Coca-Cola Starlight is a limited-edition variant of Coca-Cola. Introduced in 2022 as the first in the Coca-Cola Creations line, it was produced and distributed by The Coca-Cola Company and its bottlers. The beverage features a red color and a unique taste "inspired by space". In the United Kingdom, where it was a Zero Sugar variant, it was known as Coca-Cola Intergalactic. In South Korea, it was also known as Coca-Cola Stardust. In Thailand, it was also known as Coca-Cola Starshine.

History
The Coca-Cola Company announced the release of Coca-Cola Starlight on February 17, 2022. In a press statement, the company revealed the beverage has a "reddish hue" and that "Its taste includes additional notes reminiscent of stargazing around a campfire, as well as a cooling sensation that evokes the feeling of a cold journey to space." Oana Vlad, senior director for global brand strategy at the company, stated that the drink was inspired by Coca-Cola's partnership with NASA. Coca-Cola Starlight was launched alongside Coca-Cola Creations, an innovation platform of The Coca-Cola Company focused on selling limited-edition flavors of Coca-Cola. It landed in North American stores on February 21, 2022, and is also sold in Coca-Cola Zero Sugar format.

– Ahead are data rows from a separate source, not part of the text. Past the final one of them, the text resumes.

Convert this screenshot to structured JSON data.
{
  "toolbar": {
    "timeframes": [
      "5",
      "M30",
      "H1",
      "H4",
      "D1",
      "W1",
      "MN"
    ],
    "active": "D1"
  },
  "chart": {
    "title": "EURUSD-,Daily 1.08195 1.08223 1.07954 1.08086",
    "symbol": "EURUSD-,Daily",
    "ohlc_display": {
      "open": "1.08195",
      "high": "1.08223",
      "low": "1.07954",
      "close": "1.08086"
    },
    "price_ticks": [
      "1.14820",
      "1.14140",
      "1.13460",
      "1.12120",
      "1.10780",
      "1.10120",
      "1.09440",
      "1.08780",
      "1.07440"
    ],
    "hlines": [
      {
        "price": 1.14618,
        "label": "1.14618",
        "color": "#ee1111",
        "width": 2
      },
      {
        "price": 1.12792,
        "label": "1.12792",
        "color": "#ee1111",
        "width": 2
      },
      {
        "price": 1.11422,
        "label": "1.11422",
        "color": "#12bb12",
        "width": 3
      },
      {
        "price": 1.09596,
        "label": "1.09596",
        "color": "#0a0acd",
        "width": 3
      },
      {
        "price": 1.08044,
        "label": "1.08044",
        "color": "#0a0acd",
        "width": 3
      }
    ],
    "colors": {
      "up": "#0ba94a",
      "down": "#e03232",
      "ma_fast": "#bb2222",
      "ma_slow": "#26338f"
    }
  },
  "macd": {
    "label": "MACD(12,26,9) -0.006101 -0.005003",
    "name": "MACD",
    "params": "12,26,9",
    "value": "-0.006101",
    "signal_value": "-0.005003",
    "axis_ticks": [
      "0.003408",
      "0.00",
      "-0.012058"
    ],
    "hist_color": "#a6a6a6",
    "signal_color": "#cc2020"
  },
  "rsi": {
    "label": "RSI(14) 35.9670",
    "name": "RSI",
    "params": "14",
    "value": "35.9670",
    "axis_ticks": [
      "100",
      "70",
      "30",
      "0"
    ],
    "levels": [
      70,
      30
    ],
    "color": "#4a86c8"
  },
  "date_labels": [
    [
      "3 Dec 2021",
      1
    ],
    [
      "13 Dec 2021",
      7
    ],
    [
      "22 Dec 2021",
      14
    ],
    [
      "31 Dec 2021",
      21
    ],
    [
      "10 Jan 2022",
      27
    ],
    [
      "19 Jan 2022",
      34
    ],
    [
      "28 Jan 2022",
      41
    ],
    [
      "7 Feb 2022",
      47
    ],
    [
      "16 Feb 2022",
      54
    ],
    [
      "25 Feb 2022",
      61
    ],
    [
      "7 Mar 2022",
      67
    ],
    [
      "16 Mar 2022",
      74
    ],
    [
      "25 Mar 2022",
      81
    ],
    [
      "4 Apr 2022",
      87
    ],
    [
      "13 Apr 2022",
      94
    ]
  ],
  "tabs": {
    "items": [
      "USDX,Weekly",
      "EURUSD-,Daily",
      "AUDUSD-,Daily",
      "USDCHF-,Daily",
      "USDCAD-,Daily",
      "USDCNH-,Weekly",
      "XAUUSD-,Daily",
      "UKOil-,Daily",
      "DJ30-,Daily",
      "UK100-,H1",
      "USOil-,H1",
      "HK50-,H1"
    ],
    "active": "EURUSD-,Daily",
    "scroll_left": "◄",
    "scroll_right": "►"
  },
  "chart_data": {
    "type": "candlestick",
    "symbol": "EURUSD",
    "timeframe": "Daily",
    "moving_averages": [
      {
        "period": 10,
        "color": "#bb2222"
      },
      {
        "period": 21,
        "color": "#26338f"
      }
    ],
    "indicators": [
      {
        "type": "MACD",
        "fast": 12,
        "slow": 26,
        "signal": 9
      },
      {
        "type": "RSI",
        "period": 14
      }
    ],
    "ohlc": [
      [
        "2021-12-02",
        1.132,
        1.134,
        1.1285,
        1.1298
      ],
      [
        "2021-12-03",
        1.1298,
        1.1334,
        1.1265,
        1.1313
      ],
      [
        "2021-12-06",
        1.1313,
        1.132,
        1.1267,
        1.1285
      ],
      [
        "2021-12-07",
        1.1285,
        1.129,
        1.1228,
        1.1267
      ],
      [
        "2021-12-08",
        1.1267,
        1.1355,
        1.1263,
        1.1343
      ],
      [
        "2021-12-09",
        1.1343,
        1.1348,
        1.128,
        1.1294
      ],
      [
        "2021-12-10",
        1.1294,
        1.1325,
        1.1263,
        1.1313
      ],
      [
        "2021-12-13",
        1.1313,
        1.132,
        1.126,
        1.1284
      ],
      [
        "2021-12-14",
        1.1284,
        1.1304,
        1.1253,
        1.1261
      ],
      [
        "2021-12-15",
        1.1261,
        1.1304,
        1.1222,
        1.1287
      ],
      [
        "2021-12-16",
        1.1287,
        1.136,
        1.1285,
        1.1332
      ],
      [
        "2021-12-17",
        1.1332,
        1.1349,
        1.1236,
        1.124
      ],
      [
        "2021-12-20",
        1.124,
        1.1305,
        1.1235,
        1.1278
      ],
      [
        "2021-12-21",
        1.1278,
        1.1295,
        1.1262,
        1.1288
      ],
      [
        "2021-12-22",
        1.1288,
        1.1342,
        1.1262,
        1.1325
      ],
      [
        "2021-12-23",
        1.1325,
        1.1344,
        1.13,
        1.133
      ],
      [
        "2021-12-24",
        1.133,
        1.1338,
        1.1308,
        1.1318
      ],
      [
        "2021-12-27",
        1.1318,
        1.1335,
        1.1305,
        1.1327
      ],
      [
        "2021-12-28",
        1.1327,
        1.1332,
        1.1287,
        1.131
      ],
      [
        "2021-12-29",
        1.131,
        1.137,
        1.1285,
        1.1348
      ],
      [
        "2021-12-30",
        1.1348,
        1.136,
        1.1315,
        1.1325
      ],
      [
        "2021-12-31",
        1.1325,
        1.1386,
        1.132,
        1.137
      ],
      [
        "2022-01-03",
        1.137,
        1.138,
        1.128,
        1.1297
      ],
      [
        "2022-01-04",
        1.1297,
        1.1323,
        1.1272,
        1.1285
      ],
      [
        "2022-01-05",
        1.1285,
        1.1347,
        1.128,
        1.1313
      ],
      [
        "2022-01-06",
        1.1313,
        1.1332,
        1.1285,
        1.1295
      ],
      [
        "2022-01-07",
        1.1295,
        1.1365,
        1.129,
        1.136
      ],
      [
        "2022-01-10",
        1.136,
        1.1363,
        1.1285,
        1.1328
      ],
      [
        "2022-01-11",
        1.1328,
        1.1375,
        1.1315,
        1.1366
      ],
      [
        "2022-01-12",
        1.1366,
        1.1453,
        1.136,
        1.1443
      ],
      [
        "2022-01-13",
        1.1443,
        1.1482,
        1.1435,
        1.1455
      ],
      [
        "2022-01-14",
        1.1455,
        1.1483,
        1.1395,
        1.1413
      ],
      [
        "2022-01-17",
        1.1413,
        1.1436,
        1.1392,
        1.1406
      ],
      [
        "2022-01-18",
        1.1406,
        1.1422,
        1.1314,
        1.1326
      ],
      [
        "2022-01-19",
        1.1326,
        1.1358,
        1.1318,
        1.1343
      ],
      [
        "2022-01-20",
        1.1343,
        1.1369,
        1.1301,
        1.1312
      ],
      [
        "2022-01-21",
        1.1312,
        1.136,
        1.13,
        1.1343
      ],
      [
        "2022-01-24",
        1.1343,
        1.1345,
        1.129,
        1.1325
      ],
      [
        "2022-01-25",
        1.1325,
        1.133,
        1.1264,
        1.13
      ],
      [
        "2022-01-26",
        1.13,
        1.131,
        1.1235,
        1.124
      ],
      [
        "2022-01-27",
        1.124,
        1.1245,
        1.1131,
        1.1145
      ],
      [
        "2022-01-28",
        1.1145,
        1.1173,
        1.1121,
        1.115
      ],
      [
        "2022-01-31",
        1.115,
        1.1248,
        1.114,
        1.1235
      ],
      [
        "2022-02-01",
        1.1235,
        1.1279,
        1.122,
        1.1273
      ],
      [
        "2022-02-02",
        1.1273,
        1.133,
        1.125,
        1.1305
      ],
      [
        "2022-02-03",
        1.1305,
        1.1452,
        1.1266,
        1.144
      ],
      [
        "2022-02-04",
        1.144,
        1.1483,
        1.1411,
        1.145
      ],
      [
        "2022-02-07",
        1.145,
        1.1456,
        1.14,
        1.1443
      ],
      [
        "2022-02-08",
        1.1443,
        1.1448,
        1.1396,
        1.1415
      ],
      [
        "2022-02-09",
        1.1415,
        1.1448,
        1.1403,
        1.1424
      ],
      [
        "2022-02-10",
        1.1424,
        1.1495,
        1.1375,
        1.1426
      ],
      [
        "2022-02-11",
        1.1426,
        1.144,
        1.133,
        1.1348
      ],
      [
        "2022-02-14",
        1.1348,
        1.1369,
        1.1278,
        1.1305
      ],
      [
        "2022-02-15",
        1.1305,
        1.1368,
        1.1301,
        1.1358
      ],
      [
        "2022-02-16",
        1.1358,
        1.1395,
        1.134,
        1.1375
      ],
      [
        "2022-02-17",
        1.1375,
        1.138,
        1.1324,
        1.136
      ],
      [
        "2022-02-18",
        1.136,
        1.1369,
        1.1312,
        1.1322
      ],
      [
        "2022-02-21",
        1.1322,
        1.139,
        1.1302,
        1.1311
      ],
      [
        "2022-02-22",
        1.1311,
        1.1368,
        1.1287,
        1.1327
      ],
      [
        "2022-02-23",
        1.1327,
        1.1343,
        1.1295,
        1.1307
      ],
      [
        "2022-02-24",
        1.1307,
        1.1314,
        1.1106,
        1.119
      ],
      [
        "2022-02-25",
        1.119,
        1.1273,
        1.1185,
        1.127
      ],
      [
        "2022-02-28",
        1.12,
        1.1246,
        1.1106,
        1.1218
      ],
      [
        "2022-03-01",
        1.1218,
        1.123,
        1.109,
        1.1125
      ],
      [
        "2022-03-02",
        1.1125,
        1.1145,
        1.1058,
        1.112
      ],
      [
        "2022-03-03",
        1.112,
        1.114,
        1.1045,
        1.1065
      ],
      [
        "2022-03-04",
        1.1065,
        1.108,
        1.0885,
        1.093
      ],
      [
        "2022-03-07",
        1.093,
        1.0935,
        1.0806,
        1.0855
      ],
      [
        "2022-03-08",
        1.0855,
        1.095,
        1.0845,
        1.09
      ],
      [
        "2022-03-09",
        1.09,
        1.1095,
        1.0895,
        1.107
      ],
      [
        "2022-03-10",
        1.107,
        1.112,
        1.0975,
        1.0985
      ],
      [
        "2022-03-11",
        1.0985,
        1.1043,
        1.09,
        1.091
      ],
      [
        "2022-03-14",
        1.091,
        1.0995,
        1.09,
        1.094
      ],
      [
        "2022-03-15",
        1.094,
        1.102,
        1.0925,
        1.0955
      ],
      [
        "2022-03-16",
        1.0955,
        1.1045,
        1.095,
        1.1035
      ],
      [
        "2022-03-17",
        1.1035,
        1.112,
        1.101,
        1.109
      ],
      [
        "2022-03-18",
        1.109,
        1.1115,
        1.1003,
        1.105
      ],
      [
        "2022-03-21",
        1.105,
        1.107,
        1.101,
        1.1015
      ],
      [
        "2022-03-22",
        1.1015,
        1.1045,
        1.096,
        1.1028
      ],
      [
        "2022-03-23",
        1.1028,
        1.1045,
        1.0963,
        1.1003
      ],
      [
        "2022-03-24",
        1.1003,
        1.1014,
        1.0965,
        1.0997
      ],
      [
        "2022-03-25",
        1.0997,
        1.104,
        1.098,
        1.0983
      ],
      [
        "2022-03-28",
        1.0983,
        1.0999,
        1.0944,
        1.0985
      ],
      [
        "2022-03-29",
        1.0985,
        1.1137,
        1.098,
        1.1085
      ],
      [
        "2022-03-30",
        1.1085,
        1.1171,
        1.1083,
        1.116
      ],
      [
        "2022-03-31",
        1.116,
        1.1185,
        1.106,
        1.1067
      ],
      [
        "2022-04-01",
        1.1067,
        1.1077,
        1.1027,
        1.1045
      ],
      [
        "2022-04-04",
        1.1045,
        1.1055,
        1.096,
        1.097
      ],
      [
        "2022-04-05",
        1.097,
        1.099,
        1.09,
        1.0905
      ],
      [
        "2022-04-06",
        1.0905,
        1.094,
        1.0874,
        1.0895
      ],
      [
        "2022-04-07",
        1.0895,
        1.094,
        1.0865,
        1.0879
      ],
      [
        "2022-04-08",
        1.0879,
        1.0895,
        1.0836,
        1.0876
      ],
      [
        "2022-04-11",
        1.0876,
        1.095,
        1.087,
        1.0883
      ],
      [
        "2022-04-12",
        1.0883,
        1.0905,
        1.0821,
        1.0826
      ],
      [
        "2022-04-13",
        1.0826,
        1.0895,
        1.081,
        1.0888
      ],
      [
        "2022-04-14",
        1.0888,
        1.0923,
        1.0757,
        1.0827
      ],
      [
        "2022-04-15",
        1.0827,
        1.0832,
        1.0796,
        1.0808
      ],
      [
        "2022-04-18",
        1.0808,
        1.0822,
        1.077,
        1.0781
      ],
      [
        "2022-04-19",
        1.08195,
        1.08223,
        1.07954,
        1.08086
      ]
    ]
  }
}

It was discontinued on August 1, 2022 and succeeded by Coca-Cola Dreamworld later that month.

Flavor
Prior to the release of Coca-Cola Starlight, there were speculations as to its flavor. Among them were raspberry (originating from a 2009 study that the center of the galaxy may taste like raspberries) and s'mores.

Many have described the taste as similar to that of fruit, vanilla or cotton candy. Junk food review site Candy Hunting stated it "tastes like strawberry, marshmallow, and/or cotton candy". Aly Walansky of Food Network wrote it tastes "kind of like minty cotton candy sprinkled with vanilla".